UK-based BG Group, already the largest liquefied natural gas (LNG) importer into the United States, on Thursday forecast that by 2007, it will be the biggest player in the Atlantic Basin, and its worldwide equity gas production will be two and a half times current levels.

More than 100 LNG cargoes are expected to be delivered to the United States this year, officials said during a press briefing and webcast in London. BG also announced an agreement with Duke Energy Corp. to take over 20% of its Lake Charles, LA terminal capacity beginning Jan. 1, 2004. With the Duke agreement, BG will hold access to 100% of Lake Charles terminal capacity beginning in 2004.

“BG’s competitive advantage stems from being an integrated player, with the capabilities necessary to play anywhere along the gas chain in order to create and capture value,” said CEO Frank Chapman. “In LNG, our focus on gas and our clarity in seeing how markets are growing has allowed us to move early so that we can take advantage of the expected increase in demand for LNG in the supply mix of some of the world’s leading industrialized countries.” Chapman said BG was confident that its LNG business would “continue to grow as a significant contributor to the Group’s earnings.”

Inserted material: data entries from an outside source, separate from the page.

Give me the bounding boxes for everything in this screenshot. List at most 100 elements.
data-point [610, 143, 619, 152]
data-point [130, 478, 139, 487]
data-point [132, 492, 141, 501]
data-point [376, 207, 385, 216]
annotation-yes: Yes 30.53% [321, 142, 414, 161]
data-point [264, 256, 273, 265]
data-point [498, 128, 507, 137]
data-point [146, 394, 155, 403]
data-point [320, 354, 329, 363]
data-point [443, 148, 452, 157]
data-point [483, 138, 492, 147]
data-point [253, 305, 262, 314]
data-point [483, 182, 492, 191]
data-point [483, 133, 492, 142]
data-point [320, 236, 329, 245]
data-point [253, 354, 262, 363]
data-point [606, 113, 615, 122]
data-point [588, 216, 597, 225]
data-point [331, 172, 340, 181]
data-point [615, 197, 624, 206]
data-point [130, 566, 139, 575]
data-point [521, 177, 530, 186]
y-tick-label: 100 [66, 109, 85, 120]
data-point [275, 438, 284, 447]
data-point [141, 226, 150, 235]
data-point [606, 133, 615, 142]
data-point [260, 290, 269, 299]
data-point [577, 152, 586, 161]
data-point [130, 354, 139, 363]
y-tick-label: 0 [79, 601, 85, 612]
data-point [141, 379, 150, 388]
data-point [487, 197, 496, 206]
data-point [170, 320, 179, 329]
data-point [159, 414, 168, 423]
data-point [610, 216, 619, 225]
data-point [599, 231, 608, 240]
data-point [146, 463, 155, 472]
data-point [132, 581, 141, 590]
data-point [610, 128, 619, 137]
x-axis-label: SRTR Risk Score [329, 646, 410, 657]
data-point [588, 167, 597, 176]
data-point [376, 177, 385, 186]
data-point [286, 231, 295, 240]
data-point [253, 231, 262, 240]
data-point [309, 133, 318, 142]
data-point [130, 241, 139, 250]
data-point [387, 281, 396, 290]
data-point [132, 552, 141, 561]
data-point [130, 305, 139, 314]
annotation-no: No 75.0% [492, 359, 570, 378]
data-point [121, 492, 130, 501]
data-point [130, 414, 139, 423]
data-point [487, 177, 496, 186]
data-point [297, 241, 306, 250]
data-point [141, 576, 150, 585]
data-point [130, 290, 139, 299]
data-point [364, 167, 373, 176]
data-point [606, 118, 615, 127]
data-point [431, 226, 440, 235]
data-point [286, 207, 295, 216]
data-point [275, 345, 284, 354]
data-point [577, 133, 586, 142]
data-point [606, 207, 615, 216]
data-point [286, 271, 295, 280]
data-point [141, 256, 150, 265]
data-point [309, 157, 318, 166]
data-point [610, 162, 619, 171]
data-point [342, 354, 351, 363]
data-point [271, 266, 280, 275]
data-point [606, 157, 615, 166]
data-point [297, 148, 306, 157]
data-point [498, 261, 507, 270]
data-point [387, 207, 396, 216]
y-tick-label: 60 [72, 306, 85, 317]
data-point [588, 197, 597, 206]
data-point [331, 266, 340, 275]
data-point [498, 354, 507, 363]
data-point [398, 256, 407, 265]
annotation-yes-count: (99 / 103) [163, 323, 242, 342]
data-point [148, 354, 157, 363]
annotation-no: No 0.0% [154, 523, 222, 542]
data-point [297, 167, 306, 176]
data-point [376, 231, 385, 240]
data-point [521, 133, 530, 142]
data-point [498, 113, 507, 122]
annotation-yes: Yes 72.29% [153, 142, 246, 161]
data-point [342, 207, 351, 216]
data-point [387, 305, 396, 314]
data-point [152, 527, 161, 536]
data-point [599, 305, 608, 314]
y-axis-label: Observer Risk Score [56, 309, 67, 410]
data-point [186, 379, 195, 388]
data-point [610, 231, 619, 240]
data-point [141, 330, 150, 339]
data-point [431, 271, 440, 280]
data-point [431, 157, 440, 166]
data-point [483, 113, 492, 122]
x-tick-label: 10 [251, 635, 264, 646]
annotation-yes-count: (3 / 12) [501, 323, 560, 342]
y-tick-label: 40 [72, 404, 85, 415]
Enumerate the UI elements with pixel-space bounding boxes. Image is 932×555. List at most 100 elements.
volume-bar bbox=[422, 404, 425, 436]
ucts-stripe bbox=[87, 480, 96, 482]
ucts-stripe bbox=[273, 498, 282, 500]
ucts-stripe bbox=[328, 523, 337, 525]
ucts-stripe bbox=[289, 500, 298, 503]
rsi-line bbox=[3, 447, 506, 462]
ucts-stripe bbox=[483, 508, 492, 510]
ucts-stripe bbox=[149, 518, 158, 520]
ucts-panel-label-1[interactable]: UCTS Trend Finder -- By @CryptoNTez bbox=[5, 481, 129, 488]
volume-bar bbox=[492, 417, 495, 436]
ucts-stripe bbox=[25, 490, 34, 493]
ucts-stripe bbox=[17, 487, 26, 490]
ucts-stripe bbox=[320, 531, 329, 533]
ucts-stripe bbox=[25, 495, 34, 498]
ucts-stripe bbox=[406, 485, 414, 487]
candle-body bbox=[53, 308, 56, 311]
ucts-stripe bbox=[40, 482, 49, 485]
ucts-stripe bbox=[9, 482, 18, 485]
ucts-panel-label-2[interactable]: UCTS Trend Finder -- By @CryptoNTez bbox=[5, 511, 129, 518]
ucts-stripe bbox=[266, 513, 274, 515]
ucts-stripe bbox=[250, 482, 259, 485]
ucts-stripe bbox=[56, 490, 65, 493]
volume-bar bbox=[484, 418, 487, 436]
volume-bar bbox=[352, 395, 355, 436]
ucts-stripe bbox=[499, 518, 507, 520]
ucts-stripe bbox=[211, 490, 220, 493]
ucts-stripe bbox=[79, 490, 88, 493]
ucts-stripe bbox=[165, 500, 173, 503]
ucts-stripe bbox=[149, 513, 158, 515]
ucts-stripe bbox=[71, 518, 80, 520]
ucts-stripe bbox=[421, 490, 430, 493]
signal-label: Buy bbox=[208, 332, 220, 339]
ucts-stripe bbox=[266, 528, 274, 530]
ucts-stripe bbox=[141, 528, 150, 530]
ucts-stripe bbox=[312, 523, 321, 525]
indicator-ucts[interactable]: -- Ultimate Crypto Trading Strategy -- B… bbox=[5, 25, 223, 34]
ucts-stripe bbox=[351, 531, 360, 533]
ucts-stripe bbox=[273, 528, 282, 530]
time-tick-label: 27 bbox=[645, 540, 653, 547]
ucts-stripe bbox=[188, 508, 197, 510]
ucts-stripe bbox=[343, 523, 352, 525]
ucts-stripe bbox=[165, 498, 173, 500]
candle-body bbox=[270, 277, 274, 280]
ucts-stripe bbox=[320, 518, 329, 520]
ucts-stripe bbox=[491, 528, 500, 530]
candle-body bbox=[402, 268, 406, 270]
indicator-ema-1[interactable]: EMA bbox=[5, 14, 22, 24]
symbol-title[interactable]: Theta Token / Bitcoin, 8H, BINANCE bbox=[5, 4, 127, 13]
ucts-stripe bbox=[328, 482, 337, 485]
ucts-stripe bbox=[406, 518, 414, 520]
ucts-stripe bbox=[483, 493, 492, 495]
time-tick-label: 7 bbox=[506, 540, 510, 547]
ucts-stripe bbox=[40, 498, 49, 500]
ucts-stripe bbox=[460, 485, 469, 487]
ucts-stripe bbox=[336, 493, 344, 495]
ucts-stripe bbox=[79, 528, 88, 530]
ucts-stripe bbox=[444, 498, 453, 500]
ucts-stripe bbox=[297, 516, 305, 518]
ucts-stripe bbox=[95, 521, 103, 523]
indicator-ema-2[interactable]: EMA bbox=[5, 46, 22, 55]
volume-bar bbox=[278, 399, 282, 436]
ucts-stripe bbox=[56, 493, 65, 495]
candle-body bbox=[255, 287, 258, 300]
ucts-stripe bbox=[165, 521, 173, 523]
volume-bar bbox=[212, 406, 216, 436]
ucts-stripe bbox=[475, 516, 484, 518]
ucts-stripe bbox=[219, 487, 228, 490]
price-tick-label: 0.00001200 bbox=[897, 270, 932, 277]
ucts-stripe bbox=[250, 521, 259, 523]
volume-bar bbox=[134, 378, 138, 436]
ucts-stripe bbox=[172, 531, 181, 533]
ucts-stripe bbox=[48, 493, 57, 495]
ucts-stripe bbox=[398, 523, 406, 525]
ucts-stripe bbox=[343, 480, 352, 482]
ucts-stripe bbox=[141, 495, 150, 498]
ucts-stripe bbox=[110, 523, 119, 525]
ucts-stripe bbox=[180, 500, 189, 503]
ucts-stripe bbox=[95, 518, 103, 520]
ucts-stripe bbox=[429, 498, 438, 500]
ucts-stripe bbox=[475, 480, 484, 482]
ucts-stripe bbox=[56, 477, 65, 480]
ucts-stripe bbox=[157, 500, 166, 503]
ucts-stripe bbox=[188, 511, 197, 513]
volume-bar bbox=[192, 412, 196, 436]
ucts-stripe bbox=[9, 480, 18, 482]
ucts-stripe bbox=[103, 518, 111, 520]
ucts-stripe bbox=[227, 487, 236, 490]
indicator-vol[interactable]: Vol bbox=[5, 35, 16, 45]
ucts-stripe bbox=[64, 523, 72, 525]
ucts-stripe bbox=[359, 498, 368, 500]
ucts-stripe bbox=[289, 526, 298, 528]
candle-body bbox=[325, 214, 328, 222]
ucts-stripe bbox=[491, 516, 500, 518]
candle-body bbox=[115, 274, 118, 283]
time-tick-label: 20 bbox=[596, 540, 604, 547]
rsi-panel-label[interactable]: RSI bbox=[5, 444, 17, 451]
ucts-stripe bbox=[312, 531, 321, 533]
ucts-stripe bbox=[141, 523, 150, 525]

At the end of the third quarter, BG was averaging 765 MMcf/d in gas shipments to the U.S. market through the Lake Charles terminal, accounting for more than 1% of daily U.S. gas demand. Based on those numbers, Martin Houston, BG’s managing director for North America, Caribbean and Global LNG, said BG would be responsible for 62% of all LNG imports into the United States this year.

At Henry Hub prices of between $2.50-$3.50, BG expects long-term LNG purchase contracts typically to deliver ex-shipment prices of 80-85% of Henry Hub. BG estimated that the future differential between current prices at Lake Charles and Henry Hub also will drop from the current level of 15 cents/MMBtu to close to 10 cents/MMBtu.